Alternative Development or Alternatives to Development – IV
While the genealogy of the development discourse is rooted in ideologically laden Cold War rhetoric of “stages of growth” and “modernization,” development as a discursive phenomenon and as a policy assumes a stubbornly non-ideological character. International development agencies and state bureaucracies become what has been evocatively designated “anti-political machines.” They continually reduce questions of poverty and degradation to failures of technological advancement. In its refusal to interrogate the history and operations of capitalism and geopolitical power relations that produce and sustain conditions of poverty, developmentalism as an ideology conjures up an anti-historical reality whereby its structure and function are deemed immutable, present in the same form throughout history.
To date critiques of development have taken two roads. First, there is the series of internal critiques of the project accompanied by proposals for its modification and revitalization. These critiques often use the rhetoric of relief for the poor. Their overriding concern, however, is to keep intact the foundations of the global economic order and its favorite progeny, the development project. Then thee are critiques that often succeed in exposing claims of universality and justice of the capitalist model of development, and in the process demystify the linkages of the development project with capitalism.

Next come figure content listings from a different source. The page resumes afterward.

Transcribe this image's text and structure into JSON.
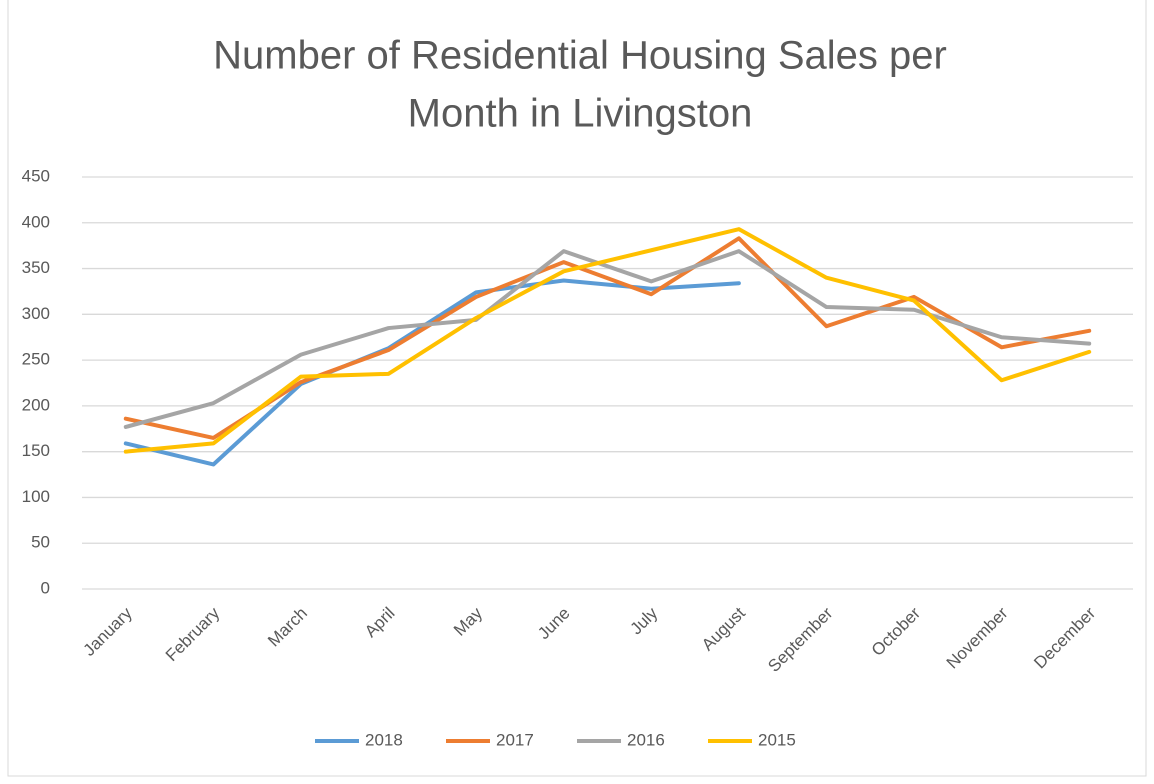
{
  "chart_data": {
    "type": "line",
    "title": [
      "Number of Residential Housing Sales per",
      "Month in Livingston"
    ],
    "categories": [
      "January",
      "February",
      "March",
      "April",
      "May",
      "June",
      "July",
      "August",
      "September",
      "October",
      "November",
      "December"
    ],
    "series": [
      {
        "name": "2018",
        "color": "#5b9bd5",
        "values": [
          159,
          136,
          224,
          263,
          324,
          337,
          328,
          334,
          null,
          null,
          null,
          null
        ]
      },
      {
        "name": "2017",
        "color": "#ed7d31",
        "values": [
          186,
          165,
          226,
          261,
          319,
          357,
          322,
          383,
          287,
          319,
          264,
          282
        ]
      },
      {
        "name": "2016",
        "color": "#a5a5a5",
        "values": [
          177,
          203,
          256,
          285,
          294,
          369,
          336,
          369,
          308,
          305,
          275,
          268
        ]
      },
      {
        "name": "2015",
        "color": "#ffc000",
        "values": [
          150,
          159,
          232,
          235,
          296,
          347,
          370,
          393,
          340,
          315,
          228,
          259
        ]
      }
    ],
    "ylim": [
      0,
      450
    ],
    "yticks": [
      0,
      50,
      100,
      150,
      200,
      250,
      300,
      350,
      400,
      450
    ],
    "grid": true,
    "legend": "bottom"
  }
}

However, some problems remain with the second line of critique. By externalizing the sources of crisis, states and ruling elites of the Global South are deemed the only relevant actors for any strategy of action that may be suggested by counter proposals. The center-periphery models of global economic relations do not recognize the supra-territorial flexibility and heterogeneity of globalization. Prescriptions of delinking postcolonial economies from global capitalism do not adequately address contemporary modes of global capital accumulation. The conceptual frame of the delinking thesis rests on an understanding of the postcolonial state as an autonomous regulator of the flows of commodities, capital and labor – an understanding not warranted in the context of neo-liberal restructuring of the global economy.